The first graph shows the 12-month moving averages in total condo and townhome sales in metro Denver and statewide. The overall trends since 2007 is clearly downward, although average statewide sales have largely stabilized since late 2009. Until recently, the moving average for condo and townhome sales had continued to move downward through late 2010 and most of 2011, although there have been some gains in recent months.
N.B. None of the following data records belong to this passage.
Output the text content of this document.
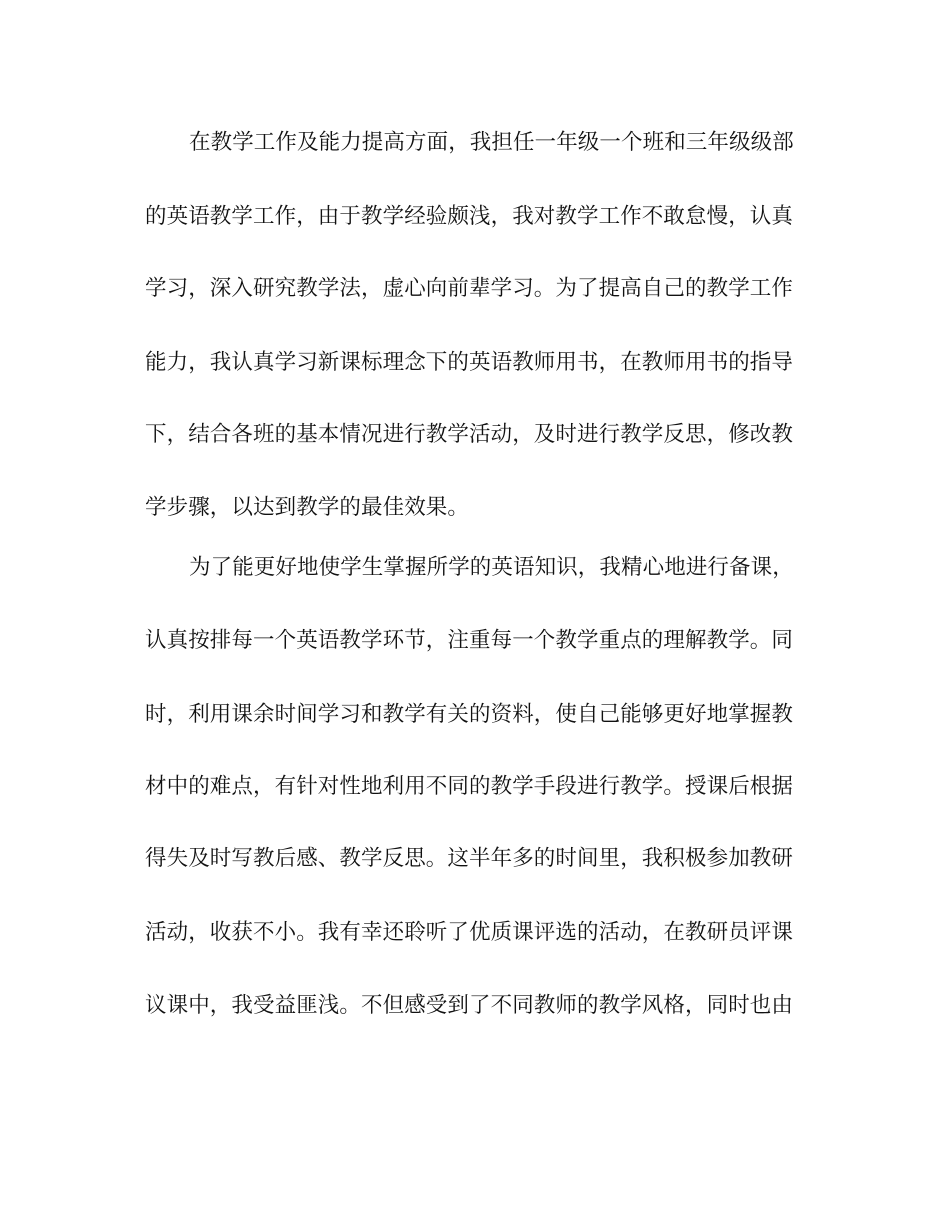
在教学工作及能力提高方面，我担任一年级一个班和三年级级部
的英语教学工作，由于教学经验颇浅，我对教学工作不敢怠慢，认真
学习，深入研究教学法，虚心向前辈学习。为了提高自己的教学工作
能力，我认真学习新课标理念下的英语教师用书，在教师用书的指导
下，结合各班的基本情况进行教学活动，及时进行教学反思，修改教
学步骤，以达到教学的最佳效果。
为了能更好地使学生掌握所学的英语知识，我精心地进行备课，
认真按排每一个英语教学环节，注重每一个教学重点的理解教学。同
时，利用课余时间学习和教学有关的资料，使自己能够更好地掌握教
材中的难点，有针对性地利用不同的教学手段进行教学。授课后根据
得失及时写教后感、教学反思。这半年多的时间里，我积极参加教研
活动，收获不小。我有幸还聆听了优质课评选的活动，在教研员评课
议课中，我受益匪浅。不但感受到了不同教师的教学风格，同时也由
The second graph shows year-over-year changes in the 12-month condo and townhome sales average. We see increases during 2010 following the end of the homebuyer tax credit period. The year-over-year changes moved back into negative territory by early 2011, and the year-over-year change in the moving average, in both metro Denver and statewide, has remained negative for the past twelve months. The magnitude of the the decline for each month has lessened in both areas over the past four months. If the current trend continues, condo and townhome sales will show positive year-over-year changes in average sales by Spring of 2012.



In the Pikes peak region, similar trends hold, although the homebuyer tax credits seem to have had a broader impact with the year over year change in sales remaining in positive territory for 15 months in a row. As can be seen in the third graph, sales activity has since declined, and the year over year changes in recent months have decreased by more than ten percent each month in recent months, suggesting that condo and townhome sales in this market have not yet achieved as much stability as are being seen in metro Denver and statewide.

Condo prices inch up in metro Denver, fall statewide

The median price for condos and townhomes in the metro Denver area increased 2.4 percent, year over year, in October of this year. According to home price information for condos and townhomes, released by the Colorado Association of Realtors, the median price in the region rose to $128,000 from last October's median price of $125,000. Statewide, the median price fell 16.7 percent, falling from October 2010's price of $136,600 to October 2011's price of $113,750. In the Pikes Peak region, the median price fell 16.9 percent to $105,000 during October, falling from October 2010's price of $126,400.

Condo and townhome prices remain well below peak median prices in each region. The statewide median price for condos and townhomes in October was down 51 percent from the March 2006 peak of $236,200. In metro Denver, the median price in October was down21.5 percent from the July 06 peak of $163,300, and the Pikes Peak-area median price for condos and townhomes in October was down 35.3 percent from the September 2007 peak of $162,300.

The first graph shows the median home price in each area for each month since 2006.



Condo and townhome prices do not appear to have stabilized as single-family homes have, and median prices appear to be continuing a slow downward trend. The substantial declines in statewide median prices for condos and townhomes are likely being pushed downward by significant drops in median prices for condos and townhomes in many mountain regions following the 2008 financial crisis.

The second graph shows year over year changes in median home prices for condos and townhomes. With the exception of the 2.4 percent increase during October 2011 for metro Denver, all three areas have reported declines in the median home price since February 2011. The overall trend in home prices among condos and townhomes over the past year has been down, although the recent increase in metro Denver does point toward some added stability in the Denver metro market.